Medical Bag: What should be next steps in this area to move this discussion forward, or otherwise?

Dr Carter: First, expand and normalize pediatric palliative care services in all children's hospitals in a robust and mature, interdisciplinary manner. Address matters of concern for children's pain and symptom management, and psycho-social-spiritual support for parents, children, and grandparents. Also, educate the public on the distinctions in pediatric medicine: children are vulnerable and need advocates to protect them, and child health care always relies on adult surrogate decision makers, generally parents, who societies have broadly, over extended history, charged with seeking the child's best interests.

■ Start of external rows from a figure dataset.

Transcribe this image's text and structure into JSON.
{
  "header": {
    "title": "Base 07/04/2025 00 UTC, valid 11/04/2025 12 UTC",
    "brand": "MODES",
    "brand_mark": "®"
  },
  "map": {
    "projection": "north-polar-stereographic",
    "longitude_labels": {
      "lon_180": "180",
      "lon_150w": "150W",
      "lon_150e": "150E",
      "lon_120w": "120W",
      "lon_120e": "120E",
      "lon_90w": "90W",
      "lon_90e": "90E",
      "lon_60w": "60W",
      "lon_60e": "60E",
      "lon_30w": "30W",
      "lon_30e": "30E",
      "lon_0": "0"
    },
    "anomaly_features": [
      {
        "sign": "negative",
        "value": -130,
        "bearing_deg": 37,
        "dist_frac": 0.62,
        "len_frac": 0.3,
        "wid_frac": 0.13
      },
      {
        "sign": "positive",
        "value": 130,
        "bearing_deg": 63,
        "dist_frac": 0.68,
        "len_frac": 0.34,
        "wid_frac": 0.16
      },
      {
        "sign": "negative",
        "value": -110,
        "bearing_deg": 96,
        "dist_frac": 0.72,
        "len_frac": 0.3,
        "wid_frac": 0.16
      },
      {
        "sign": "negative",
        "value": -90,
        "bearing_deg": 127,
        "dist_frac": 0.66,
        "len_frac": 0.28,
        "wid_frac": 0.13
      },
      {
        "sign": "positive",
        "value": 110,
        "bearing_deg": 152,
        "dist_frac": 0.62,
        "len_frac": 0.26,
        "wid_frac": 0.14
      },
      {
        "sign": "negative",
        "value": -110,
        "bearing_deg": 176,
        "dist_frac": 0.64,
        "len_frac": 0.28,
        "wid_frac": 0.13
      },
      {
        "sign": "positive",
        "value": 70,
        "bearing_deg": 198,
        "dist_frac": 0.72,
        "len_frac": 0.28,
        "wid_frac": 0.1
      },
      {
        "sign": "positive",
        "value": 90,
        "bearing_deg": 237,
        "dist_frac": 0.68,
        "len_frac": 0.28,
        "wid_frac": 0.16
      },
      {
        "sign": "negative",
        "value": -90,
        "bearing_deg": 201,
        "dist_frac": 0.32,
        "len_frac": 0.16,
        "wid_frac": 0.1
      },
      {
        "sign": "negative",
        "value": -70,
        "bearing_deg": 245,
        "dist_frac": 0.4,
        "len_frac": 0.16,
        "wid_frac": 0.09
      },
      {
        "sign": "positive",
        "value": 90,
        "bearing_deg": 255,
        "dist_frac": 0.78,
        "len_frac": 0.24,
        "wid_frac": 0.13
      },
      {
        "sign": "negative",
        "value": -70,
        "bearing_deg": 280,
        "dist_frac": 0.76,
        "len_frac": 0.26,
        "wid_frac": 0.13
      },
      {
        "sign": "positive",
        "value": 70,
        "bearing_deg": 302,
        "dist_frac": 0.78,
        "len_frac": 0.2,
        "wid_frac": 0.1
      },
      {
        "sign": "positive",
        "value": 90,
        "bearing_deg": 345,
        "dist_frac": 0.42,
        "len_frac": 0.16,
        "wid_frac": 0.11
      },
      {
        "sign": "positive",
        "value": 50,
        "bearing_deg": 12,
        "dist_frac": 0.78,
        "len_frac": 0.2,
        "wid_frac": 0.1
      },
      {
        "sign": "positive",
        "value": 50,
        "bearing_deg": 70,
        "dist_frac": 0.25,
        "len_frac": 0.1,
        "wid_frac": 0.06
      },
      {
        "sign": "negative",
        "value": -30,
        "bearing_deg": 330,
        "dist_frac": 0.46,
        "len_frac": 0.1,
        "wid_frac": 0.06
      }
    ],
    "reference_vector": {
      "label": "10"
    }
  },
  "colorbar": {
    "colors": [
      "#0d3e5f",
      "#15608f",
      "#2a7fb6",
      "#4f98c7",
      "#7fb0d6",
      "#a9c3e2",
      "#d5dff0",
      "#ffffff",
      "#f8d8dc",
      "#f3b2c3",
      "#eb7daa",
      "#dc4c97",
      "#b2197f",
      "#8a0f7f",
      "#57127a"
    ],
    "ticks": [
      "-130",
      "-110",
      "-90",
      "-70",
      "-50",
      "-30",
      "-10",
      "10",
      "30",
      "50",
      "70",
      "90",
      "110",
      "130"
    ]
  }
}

Dr Hanson: Moving the conversation forward will take recognition that the issues raised are issues of pediatric ethics, not euthanasia ethics. If there are ways that we can make life-altering or life-ending decisions in hard pediatric cases now — which there are, for example, through the American Academy of Pediatrics5 guidelines — then we may well be able to use those same methods, with equal expectation that they are accurately applied, in pediatric euthanasia. Again, this argument only applies to countries that have legalized it for adults.

I don't believe this will mean much for the United States, as what various states have legalized is physician assisted suicide, which requires a competent patient to obtain and then fill a prescription and take that medicine herself. Various professional and legal barriers prevent this even for mature minors.


  1. Death With Dignity. Death with Dignity Acts. https://www.deathwithdignity.org/learn/death-with-dignity-acts/. Accessed February 23, 2018.
  2. Siegel AM, Sisti DA, Caplan AL. Pediatric euthanasia in Belgium. Disturbing developments. JAMA. 2014;311(19):1963-1964.
  3. Carter BS. Why palliative care for children is preferable to euthanasia.Am J Hosp Palliat Care. 2016;33(1):5-7
  4. Hanson SS. Pediatric euthanasia and palliative care can work together. Am J Hosp Palliat Care. 2016;33(5):421-424.
  5. Weise KL, Okun AL, Carter BS, Christian CW, for the Committee on Bioethics, Section on Hospice and Palliative Medicine, Committee on Child Abuse and Neglect. Guidance on forgoing life-sustaining medical treatment. Pediatrics. 2017;140(3).